О людях и ангелах (сборник)
Шрифт:
На стенах ординаторской висят тусклые акварельные пейзажи – подарок былого пациента. Врачи верят, что пейзажи успокаивают, располагают к доверию.
– Садись, – приглашает Эсфирь Львовна. Она смотрит папку с моим делом, смотрит на мёртвую шелуху, облетевшую с живого человека: приёмное заключение, кривая психолога, какие-то справки…
Эсфирь Львовна отрывает глаза от папки.
– Ну что? Поговорим ещё раз? – Лицо стареющей еврейки обманчиво устало. – Расскажи о себе. Что с тобой стряслось?
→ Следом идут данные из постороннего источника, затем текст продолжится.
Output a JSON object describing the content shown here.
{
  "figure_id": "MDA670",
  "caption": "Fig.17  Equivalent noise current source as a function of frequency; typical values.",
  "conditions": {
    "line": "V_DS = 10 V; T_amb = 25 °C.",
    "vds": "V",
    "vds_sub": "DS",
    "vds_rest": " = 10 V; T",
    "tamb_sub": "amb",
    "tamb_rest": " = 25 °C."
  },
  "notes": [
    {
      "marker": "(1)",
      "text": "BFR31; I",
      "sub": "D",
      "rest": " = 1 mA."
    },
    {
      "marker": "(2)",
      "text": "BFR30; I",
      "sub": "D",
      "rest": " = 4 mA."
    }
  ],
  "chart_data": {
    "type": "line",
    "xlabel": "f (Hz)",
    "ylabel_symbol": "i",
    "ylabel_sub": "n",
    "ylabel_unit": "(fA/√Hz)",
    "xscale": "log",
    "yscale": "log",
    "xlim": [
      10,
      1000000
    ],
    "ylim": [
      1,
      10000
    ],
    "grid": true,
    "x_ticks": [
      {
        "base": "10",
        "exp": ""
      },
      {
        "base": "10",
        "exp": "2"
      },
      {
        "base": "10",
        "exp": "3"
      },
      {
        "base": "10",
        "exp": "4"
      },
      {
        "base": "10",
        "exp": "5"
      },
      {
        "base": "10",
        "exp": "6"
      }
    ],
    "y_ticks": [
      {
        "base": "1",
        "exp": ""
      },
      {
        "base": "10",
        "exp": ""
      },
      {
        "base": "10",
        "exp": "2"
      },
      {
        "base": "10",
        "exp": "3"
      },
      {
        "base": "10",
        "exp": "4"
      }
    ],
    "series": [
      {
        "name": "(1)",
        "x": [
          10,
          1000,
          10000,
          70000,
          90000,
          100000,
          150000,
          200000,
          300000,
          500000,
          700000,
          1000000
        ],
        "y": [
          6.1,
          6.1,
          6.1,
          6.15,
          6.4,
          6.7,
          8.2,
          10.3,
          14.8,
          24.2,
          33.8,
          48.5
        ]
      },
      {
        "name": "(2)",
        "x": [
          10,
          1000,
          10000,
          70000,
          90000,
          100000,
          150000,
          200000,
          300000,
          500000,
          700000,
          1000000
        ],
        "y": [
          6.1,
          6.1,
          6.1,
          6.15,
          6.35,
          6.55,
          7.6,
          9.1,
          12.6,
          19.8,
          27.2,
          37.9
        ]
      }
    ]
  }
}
Веки ленивы и тяжелы… Случается, душа теряет зрение, перестаёт видеть «до» и «после» и видит
– Напрасно молчишь. – Она смотрит в папку и снова на меня. – Ты учишься в университете, ты должен понимать, что для объяснения следствия нужно знать его причины. Ты молчишь о причинах, и я не знаю, как тебя лечить…
– Причины?
– Что? – Пауза. – Послушай, Миша, ты похож на волчонка, ты всё время один, ты ни с кем не заговариваешь первым – что у тебя в мыслях? – Пауза. – Мне нужно это знать для твоего же блага…
– Каша.
– Что? – Её глаза, как глаза большой рыбы, круглы и выпуклы, они проворачиваются в своём влажном гнезде и уже смотрят на дежурную медсестру. – Амитал натрия, – говорит её узкий стареющий рот.
Медсестра выходит.
– Я должна всё знать. – Эсфирь Львовна смотрит на свои овальные и гладкие, как маслины, ногти. – Ведь ты не Авва и не Вязанкин, ты мог бы объяснить сам…
Заказной автобус сильно трясся на дурной дороге. Внутри был я и чёрный гроб. Мимо неслись мокрые желтеющие березняки, тёмные от влаги стволы сосен, вскрытые плугами поля. В воздухе была рябь, и не чувствовалось приближение дома, или как ещё можно назвать то место, где человек родился, набрался сил и где, возможно, будет погребён после всех своих побегов и мытарств.
Сила жизни высыхает во мне… Кровь из аорты мира может омыть каждого, может воскресить и очистить, но русло её блуждает, она неуловима, она окатывает наудачу – поиск её делает человека старым.
– В твоём возрасте замкнуться, стать волком…
Снова появляется дежурная медсестра. Осветлённые кудряшки падают ей на глаза – болонка. В её руках – эмалированный подносик со спиртом, шприцем и носатой ампулой, она держит его легко, как ловкий официант держит блюдо. Поднос звякает о стекло стола, щёлкает клюв ампулы. Запах… Проспиртованная вата лижет сгиб локтя, нащупывает вену стальное жало…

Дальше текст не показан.